System-Driven Thinking for Effective AI-Backed Solution Development in Healthcare

Authors: Fadi Almachraki & Morgan Harrell

This post describes how system-driven thinking can be used to develop effective machine learning and artificial intelligence (AI) methods using complex clinical data to improve patient care.


The US healthcare system is home to rising levels of complexity, with clinical challenges, operational inefficiencies and myriad onerous problems. Machine learning and artificial intelligence (AI) are emerging as powerful tools that can leverage valuable clinical data to guide patients and providers and ameliorate the standard of care. Effective use of AI to improve patient care has to incorporate end-to-end solution implementation.
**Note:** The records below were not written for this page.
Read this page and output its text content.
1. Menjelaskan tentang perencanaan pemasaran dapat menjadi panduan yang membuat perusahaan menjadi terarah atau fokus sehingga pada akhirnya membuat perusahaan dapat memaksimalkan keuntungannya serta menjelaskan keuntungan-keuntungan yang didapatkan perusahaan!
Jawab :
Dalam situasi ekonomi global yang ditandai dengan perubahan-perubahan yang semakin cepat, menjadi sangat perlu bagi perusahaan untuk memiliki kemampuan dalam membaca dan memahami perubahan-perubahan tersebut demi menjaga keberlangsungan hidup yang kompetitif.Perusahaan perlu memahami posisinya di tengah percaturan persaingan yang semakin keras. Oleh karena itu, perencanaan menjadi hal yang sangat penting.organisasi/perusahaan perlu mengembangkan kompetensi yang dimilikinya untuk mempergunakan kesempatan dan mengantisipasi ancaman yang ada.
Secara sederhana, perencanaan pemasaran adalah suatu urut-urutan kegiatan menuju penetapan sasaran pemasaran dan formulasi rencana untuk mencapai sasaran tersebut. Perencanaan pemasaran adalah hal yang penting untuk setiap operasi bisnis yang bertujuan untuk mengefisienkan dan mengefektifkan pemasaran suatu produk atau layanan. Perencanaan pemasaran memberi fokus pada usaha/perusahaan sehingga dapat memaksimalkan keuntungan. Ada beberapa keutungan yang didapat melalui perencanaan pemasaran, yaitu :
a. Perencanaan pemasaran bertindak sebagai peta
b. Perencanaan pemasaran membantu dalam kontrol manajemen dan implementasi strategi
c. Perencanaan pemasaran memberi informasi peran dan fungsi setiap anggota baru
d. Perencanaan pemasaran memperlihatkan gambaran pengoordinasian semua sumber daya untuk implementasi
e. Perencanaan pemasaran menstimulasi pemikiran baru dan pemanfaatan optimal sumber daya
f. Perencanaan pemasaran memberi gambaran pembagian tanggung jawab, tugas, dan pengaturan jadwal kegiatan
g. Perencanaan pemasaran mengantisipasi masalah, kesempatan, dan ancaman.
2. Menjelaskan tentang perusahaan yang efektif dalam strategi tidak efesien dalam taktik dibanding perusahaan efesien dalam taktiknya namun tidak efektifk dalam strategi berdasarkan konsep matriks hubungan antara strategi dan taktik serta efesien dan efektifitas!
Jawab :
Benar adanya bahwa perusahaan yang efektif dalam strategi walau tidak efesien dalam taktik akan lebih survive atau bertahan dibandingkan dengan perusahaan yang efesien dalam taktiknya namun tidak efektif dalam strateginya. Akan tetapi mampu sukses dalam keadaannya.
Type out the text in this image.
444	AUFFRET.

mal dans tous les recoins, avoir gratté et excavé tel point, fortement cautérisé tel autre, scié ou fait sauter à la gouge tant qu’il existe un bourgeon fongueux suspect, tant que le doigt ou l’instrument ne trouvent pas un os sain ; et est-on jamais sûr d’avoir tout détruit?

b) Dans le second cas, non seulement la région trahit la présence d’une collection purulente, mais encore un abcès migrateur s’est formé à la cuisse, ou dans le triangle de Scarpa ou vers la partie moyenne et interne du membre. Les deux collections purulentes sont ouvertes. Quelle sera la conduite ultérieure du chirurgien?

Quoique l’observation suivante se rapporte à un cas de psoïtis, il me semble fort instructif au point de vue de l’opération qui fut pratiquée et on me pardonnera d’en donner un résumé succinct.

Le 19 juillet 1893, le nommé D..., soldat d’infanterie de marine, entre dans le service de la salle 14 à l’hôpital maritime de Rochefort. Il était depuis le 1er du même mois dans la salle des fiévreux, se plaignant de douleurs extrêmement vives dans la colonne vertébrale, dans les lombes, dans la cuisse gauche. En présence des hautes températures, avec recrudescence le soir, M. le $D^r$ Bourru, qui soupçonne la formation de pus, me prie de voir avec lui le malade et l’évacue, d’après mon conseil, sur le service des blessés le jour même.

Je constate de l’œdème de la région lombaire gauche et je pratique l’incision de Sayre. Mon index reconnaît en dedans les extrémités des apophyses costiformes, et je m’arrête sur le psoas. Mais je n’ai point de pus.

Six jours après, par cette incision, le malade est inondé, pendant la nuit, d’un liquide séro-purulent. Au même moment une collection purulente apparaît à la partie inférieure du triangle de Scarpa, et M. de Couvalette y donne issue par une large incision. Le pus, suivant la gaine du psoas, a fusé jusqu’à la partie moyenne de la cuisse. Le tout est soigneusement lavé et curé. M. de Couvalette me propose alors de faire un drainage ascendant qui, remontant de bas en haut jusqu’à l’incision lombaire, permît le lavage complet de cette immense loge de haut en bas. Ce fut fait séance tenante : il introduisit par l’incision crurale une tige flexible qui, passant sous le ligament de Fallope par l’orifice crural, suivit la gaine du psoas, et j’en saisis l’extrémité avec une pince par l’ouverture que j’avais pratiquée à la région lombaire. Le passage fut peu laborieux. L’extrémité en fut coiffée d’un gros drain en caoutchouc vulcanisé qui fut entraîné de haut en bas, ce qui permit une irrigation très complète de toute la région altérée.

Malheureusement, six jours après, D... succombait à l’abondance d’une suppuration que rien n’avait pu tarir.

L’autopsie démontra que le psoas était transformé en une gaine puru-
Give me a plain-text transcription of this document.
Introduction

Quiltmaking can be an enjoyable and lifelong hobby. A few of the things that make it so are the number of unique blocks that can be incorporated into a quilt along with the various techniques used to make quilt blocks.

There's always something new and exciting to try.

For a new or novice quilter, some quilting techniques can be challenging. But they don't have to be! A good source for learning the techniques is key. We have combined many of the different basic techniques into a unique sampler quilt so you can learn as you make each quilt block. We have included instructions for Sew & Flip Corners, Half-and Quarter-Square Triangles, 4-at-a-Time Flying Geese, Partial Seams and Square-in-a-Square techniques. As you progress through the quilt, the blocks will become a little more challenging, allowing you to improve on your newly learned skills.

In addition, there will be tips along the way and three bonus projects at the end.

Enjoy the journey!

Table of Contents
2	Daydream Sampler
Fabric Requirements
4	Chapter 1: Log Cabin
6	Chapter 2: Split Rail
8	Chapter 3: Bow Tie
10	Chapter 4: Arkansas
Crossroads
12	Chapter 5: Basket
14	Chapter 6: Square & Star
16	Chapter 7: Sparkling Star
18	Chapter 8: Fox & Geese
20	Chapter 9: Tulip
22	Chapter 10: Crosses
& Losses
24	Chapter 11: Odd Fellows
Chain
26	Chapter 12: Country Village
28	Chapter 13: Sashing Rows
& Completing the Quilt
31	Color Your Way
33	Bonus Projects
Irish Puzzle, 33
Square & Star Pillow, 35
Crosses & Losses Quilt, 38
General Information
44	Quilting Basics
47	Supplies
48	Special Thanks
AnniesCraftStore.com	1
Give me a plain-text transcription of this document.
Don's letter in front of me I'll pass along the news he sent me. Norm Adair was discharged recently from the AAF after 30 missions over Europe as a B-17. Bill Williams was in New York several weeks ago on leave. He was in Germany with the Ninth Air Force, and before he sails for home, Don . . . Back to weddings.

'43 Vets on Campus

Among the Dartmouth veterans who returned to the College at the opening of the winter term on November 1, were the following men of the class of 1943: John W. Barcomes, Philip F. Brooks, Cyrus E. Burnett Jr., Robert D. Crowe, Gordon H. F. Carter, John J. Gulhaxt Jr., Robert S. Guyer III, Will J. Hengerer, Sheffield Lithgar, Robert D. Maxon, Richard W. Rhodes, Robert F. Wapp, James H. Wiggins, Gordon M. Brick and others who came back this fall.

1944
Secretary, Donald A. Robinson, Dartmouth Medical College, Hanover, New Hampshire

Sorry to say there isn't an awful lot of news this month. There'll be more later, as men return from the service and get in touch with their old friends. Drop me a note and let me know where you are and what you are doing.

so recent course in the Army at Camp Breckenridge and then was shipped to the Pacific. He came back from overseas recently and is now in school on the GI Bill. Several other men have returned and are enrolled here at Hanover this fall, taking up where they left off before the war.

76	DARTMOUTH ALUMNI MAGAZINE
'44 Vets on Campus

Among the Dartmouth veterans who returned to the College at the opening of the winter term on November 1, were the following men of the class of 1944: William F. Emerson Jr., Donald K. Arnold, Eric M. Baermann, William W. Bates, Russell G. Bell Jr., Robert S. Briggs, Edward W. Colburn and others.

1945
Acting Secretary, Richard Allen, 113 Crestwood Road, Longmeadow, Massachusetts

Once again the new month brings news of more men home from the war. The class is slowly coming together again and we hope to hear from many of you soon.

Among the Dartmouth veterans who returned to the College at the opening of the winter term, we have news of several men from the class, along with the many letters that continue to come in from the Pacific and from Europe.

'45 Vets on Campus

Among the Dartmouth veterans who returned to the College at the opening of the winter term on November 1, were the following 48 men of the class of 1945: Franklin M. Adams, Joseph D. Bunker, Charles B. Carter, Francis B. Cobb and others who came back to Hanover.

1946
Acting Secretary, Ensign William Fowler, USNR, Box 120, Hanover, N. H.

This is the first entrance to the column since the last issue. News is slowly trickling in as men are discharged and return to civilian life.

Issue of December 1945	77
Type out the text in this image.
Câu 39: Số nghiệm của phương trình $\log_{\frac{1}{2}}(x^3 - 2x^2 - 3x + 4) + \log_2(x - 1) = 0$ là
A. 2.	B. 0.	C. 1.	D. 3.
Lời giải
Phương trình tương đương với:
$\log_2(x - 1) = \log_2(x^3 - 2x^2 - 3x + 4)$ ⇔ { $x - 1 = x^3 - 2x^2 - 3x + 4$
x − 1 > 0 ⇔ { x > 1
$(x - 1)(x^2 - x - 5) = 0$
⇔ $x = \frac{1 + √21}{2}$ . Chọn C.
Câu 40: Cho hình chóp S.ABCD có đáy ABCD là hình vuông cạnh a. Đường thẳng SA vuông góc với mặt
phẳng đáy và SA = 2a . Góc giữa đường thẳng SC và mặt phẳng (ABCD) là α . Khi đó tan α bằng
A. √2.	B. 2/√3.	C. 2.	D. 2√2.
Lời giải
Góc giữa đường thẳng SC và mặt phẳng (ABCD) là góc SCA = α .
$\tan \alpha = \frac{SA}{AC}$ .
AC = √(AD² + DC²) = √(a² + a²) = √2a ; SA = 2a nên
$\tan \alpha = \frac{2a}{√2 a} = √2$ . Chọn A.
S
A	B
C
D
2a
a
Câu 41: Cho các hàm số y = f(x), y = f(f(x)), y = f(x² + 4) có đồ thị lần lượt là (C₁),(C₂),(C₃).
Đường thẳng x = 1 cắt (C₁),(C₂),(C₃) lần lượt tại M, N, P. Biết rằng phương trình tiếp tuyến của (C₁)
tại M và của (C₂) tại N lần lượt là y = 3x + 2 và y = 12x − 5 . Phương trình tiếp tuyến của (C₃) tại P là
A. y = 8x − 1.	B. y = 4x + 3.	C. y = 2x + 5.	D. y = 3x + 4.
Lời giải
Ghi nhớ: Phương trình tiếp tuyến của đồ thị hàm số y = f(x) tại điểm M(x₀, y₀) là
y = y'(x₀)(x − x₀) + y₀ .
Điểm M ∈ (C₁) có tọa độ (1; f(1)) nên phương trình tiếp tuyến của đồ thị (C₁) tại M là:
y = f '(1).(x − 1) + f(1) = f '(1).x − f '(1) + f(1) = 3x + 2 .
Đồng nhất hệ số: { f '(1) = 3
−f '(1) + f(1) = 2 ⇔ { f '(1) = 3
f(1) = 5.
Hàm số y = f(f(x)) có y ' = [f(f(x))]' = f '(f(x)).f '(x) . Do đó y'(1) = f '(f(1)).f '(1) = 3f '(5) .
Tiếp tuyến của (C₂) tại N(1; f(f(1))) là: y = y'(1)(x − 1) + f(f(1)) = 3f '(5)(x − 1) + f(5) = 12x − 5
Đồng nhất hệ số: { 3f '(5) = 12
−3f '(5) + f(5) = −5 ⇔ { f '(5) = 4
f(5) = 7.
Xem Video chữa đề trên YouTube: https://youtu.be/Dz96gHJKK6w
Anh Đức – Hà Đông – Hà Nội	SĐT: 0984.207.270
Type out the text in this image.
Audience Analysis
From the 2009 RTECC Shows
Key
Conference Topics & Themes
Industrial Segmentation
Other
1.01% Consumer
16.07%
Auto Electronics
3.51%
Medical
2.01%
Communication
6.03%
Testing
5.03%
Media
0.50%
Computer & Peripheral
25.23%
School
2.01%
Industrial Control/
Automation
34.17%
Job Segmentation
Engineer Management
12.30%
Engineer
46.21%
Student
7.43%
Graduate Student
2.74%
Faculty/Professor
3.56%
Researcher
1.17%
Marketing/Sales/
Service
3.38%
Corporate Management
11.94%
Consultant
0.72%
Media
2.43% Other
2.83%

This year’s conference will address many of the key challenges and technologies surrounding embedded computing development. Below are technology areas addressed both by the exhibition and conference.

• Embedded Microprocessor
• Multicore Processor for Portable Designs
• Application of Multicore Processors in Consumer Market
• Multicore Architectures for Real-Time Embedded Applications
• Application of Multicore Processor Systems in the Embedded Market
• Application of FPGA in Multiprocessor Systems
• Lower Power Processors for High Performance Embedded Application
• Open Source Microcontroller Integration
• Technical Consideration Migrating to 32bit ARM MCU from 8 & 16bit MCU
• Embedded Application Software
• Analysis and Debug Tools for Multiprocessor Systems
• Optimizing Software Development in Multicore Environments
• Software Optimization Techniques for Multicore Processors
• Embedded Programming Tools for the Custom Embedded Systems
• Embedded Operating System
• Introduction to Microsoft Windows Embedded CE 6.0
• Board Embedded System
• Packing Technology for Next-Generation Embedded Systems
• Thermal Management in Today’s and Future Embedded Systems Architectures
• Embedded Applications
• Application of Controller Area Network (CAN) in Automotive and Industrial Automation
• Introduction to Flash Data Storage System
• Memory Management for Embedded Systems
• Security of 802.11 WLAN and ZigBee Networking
In this review, we detail the fundamental thought process behind this type of end-to-end solution-building framework.

The healthcare industry is generating data in volumes that double every two years. There is a demand for efficient computational frameworks that synthesize healthcare data for production-ready applications to support patient care. These frameworks have the potential to drive substantial improvements in clinical outcomes. Reaching that potential will be a function of how well those computational frameworks fit within current clinical workflows and the degree to which they are designed with an end-to-end systems-oriented thinking. Here, we will highlight the importance of such system-oriented thinking by contrasting two hypothetical use cases for AI-backed model deployments at a hospital system. Then, we will summarize the crucial elements of a well-designed solution.

Consider Hospital A and Hospital B, both aiming to operationalize a machine learning model that predicts 30-day readmissions for patients undergoing orthopedic surgery.

Hospital A is driven by the constant pressure to innovate, the need to iterate quickly, and the allure of enhanced predictive modeling techniques for their cross-functional team of clinicians, data scientists and business partners. The team develops a project plan, partners with IT to collect the required data, and begins trying to build the best possible predictive model for readmissions. Two weeks into this project, the team is halfway through a project timeline that is headed towards failure in the likely case, and weeks of lost time in the best case scenario. Let’s contrast this with Hospital B’s experience before exploring why Hospital A is likely to fail.

Hospital B takes a different approach. The team begins by answering the following questions before even writing a single line of code:

  1. Who will be the primary users of this model?

  2. What specifically will the model output be? Is “readmissions” too broad of an area to try to tackle? Should we target specific readmissions for a more nuanced slice of the patient population?

  3. What will the final user see when the model is run? Will the output be a number or a category and what is the universe of possible outputs?

  4. What can we ask users to do for each potential model output? And as a result what interventions do we plan to attach to each possible model output for the clinician to follow?

  5. Can we design a set of interventions that:

    1. Fit seamlessly within current clinician workflow?

    2. Require minimal additional clinician capacity and funding?

    3. Will effectively lower readmission rates in the medium to long term?

  6. What is the appropriate lower bound for model performance for deployment?

  7. How can we make sure clinicians trust the model output/recommendations?

  8. Is model performance more important than model interpretability?

  9. What are the clinical, financial, operational, compliance and reputational costs of making, and acting on, an incorrect prediction?

The differences in approaches between Hospital A and Hospital B are mostly a function of system-oriented, first principles thinking. Hospital A quickly pushed for a model and built a staircase to nowhere. Hospital B planned an end-to-end, systems-oriented process, which set them up for successful model adoption and real clinical impact. And while the approach Hospital B utilized can be easily mistaken for the eye-rolling, innovation-stifling bureaucratic red tape one often encounters in healthcare’s heavily regulated data ecosystems, one must consider the following facts:

  1. Answering all the questions outlined as part of Hospital B’s approach can be done in a structured 30-minute meeting that brings together the right stakeholders. In this case, the stakeholders include clinicians, primary and secondary users, data scientists, and project/product managers.

  2. The answers to the questions above have to come before starting to build the model specifically because said answers impact crucial modeling and design decisions that data scientists and machine learning engineers can use as requirements to build a useful clinical tool. An example of this is the answer to the question about the relative importance of model performance to model interpretability. An entire class of machine learning models and techniques might be off-limits if interpretability is in fact more important than performance, depending on the data and specific use case.

In short, building an effective clinical tool that is backed by the latest innovations in machine learning and data science demands foresight, patience and second-order thinking usually embedded within system-oriented, end-to-end solution development.